Lorsque les douze coups de minuit retentissent et jusqu’au lever du soleil, tu n’as d’autre choix que de rester cloîtré chez toi… Parce que les ombres veillent. Elles ne sortent que durant cette période et flottent dans les rues et ruelles, envahissent le territoire. Ces ombres de loups affamés viennent gratter aux portes et aux fenêtres, dans l’espoir qu’on consente à leur ouvrir, et hurlent à la mort dans les profondeurs de la nuit. Même si tu n’en as pas la preuve, tu sais qu’elles sont dangereuses. Tu sais que tu ne dois surtout pas sortir lorsque tu les entends, de risque de te faire dévorer…
La forêt, peu de personnes s’y risquent, car d’étranges bruits courent sur elle. On raconte qu’elle est totalement vide, qu’aucun animal ne vit en son sein. Si on s’engouffre parmi les arbres, on se perd à coup sûr. Tout se ressemble parfaitement là-bas, et les arbres prennent un malin plaisir à piéger leur proie dans leur toile… Il n’y a que le vieil ermite, dans sa bicoque délabrée à la lisière de la forêt, qui raconte des histoires effrayantes à quiconque ose s’approcher trop près des végétaux et fait fuir les curieux. Rares sont ceux qui ont échappé à son contrôle et se sont introduits secrètement dans la forêt. Plus rares encore sont ceux qui ont réussi à en ressortir...
Le lac est si profond que l’eau est aussi noire que le pétrole lui-même. On raconte qu’un immense monstre marin sommeille dans ses bas-fonds et que de multiples galeries en parcourent le sous-sol. Le « pêcheur », ce garçon qui vit dans sa cabane flottante et passe sa vie dans sa barque, raconte même avoir déjà vu les écailles de la bête émerger un court instant de l’eau opaque à travers le brouillard.
Le champ des Lycoris, cette large étendue rouge comme si la colline s’était mise à vomir du sang, est un lieu où il règne une bien étrange atmosphère. Au sommet du monticule se trouve une ruine dont seuls une porte et quelques pans de murs parviennent à rester debout, ainsi qu’un arbre mort surnommé l'Arbre des Pendus. Il n’est pas rare que les habitants qui s’aventurent trop près de cet endroit sentant la mort entendent l’écho d’une complainte.
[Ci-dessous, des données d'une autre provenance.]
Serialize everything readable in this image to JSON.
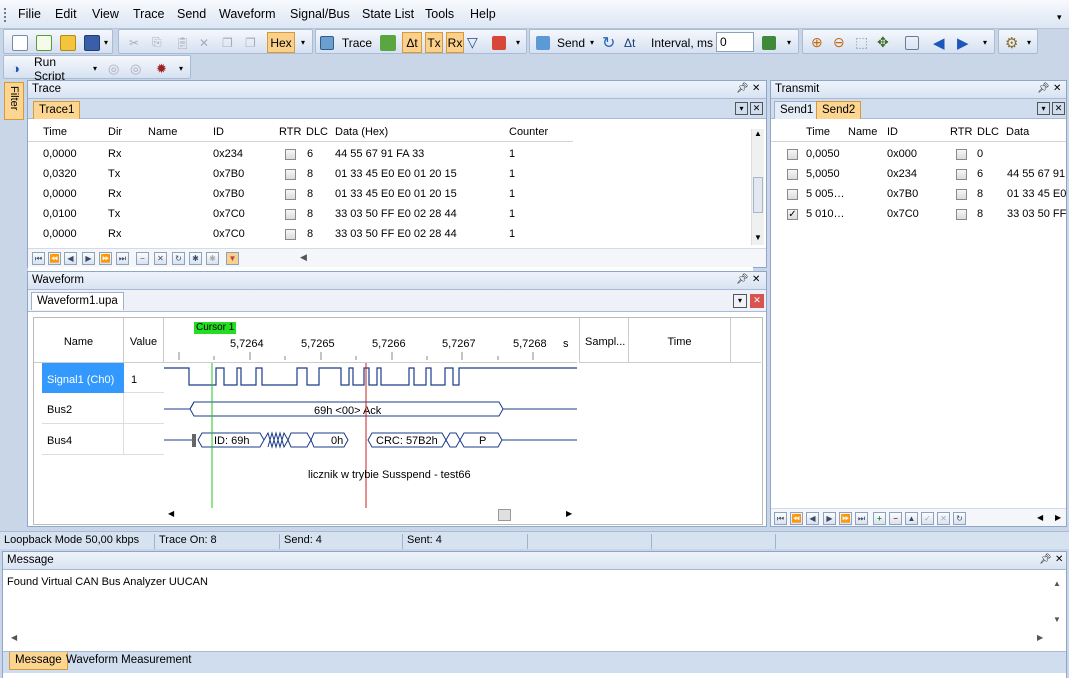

Quant au Village des Lanternes, il n’a à première vue rien d’étrange… Mis à part cette Duchesse et dirigeante qui organise des tas de banquets plus étranges les uns que les autres et les disparitions qui s’enchaînent régulièrement parmi les villageois. On murmure d’ailleurs que cette belle femme à cornes n’est pas étrangère à la diminution du nombre d’habitants… Il y a aussi cette boutique, dans le centre ville, en tout point identique à celle que tu as traversée pour arriver ici. Tout respecte parfaitement tes souvenirs, même la télévision et le chat posés sur le bureau qui sert de comptoir, même l’homme qui t’a fait boire l’étrange somnifère. Mais lui n’a aucun souvenir de t’avoir rencontré le jour où tu as fugué…
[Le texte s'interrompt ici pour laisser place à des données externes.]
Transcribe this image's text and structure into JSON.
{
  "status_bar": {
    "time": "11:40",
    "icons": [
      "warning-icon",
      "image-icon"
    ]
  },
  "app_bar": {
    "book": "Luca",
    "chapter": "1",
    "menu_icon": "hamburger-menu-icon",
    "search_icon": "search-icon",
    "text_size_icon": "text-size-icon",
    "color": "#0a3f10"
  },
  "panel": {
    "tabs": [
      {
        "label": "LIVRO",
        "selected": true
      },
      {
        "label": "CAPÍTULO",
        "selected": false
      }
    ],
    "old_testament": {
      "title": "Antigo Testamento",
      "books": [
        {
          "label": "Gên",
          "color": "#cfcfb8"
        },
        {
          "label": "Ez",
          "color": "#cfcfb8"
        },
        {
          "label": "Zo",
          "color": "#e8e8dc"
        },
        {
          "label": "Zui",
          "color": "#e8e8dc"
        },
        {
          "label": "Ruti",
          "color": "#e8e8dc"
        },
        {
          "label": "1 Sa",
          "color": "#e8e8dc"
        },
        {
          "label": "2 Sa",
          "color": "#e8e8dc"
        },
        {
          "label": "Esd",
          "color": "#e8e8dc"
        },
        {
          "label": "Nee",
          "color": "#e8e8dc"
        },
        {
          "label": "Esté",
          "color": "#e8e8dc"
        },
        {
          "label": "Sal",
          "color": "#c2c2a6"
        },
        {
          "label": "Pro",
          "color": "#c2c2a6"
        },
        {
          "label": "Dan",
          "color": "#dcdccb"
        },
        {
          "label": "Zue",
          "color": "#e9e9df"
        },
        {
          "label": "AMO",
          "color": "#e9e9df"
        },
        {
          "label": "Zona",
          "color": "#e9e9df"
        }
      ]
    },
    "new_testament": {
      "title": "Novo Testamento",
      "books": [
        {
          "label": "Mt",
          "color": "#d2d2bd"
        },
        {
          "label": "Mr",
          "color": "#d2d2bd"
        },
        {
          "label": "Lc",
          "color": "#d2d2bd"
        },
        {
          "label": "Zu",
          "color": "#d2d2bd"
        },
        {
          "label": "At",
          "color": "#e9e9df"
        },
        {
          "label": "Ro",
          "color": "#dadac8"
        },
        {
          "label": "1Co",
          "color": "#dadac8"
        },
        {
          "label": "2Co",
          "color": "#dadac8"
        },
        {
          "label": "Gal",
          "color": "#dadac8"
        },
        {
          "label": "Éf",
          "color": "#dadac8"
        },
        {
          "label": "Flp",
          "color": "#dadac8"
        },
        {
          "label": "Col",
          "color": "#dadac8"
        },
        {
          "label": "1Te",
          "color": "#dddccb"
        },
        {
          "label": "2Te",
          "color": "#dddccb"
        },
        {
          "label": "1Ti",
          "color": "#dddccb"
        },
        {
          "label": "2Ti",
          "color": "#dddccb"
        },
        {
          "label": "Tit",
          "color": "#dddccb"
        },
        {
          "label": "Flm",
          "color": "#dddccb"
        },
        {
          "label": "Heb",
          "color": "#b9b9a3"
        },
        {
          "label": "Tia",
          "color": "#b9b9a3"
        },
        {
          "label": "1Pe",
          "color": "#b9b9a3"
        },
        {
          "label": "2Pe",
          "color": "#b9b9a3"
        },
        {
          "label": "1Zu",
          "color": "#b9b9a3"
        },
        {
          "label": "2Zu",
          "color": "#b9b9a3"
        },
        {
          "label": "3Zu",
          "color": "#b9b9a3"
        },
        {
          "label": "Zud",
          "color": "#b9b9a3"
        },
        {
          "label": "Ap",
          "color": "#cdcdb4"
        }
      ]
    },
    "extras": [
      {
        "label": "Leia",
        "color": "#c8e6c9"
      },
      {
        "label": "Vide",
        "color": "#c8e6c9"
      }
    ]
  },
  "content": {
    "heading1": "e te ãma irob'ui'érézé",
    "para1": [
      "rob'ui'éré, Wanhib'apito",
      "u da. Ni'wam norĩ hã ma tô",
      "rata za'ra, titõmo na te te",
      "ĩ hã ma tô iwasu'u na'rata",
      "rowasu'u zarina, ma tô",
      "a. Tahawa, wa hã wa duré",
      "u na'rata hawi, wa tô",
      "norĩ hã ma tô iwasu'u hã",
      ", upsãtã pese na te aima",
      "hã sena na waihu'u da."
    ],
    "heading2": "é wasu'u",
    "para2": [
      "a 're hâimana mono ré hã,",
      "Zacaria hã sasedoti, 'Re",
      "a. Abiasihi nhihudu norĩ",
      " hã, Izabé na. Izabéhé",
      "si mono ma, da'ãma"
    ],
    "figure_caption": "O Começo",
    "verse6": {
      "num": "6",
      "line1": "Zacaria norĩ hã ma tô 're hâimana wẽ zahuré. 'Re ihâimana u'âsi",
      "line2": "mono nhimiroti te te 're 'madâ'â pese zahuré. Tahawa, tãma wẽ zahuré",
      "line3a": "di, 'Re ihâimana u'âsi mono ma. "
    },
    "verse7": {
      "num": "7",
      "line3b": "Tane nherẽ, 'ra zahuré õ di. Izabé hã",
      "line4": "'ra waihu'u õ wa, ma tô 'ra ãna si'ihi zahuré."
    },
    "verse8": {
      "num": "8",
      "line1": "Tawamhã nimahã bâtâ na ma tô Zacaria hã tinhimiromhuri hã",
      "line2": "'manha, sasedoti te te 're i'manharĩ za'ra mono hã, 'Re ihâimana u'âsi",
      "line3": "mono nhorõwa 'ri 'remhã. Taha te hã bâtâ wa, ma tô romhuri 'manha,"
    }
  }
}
Et puis, il y a elle. Cette fille de treize ans. Qui est là depuis toujours, mais qui ne semble pas touchée par le temps, comme figée dans son apparence et dans son caractère d’enfant. Elle ne se souvient plus de rien, juste qu’elle a toujours été là. Elle est étrange et est souvent surprise en train de parler seule. Elle est l’unique personne à pouvoir sortir la nuit sans craindre les ombres… C’est sans doute ce qui lui a valu son surnom de Kage no Hime, la Princesse des Ombres. Cette fille reste un véritable mystère pour tous…
Mais à part tout ceci, dans ce monde, il n’y a rien, absolument rien… Et aucun moyen d’en sortir. Quand on se dirige vers la sortie du village opposée à la forêt, il y a un mur, si haut et lisse qu’il est impossible de l’escalader. Et si tu souhaites le contourner, c’est peine perdue : il s’étend à perte de vue, jusqu’à se fondre dans le paysage à l’horizon. Stagnant sur les eaux du lac, à une certaine distance de la plage, le brouillard domine, brouille tous les appareils de navigation pour faire perdre tous les repères. Rejoindre l'autre rive est tout simplement hors de portée. La forêt égare et joue des tours à quiconque s’aventure à son couvert. Si tu as de la chance, il est possible d’en ressortir, mais par un seul et unique endroit : celui par lequel tu es entré. Quant au champ de Lycoris, de l’autre côté de la colline, si tu t’en éloignes trop, le parfum des multiples fleurs te fera tourner la tête et tu reviendras irrémédiablement sur tes pas, comme si la colline elle-même ne voulait pas te laisser t’éloigner.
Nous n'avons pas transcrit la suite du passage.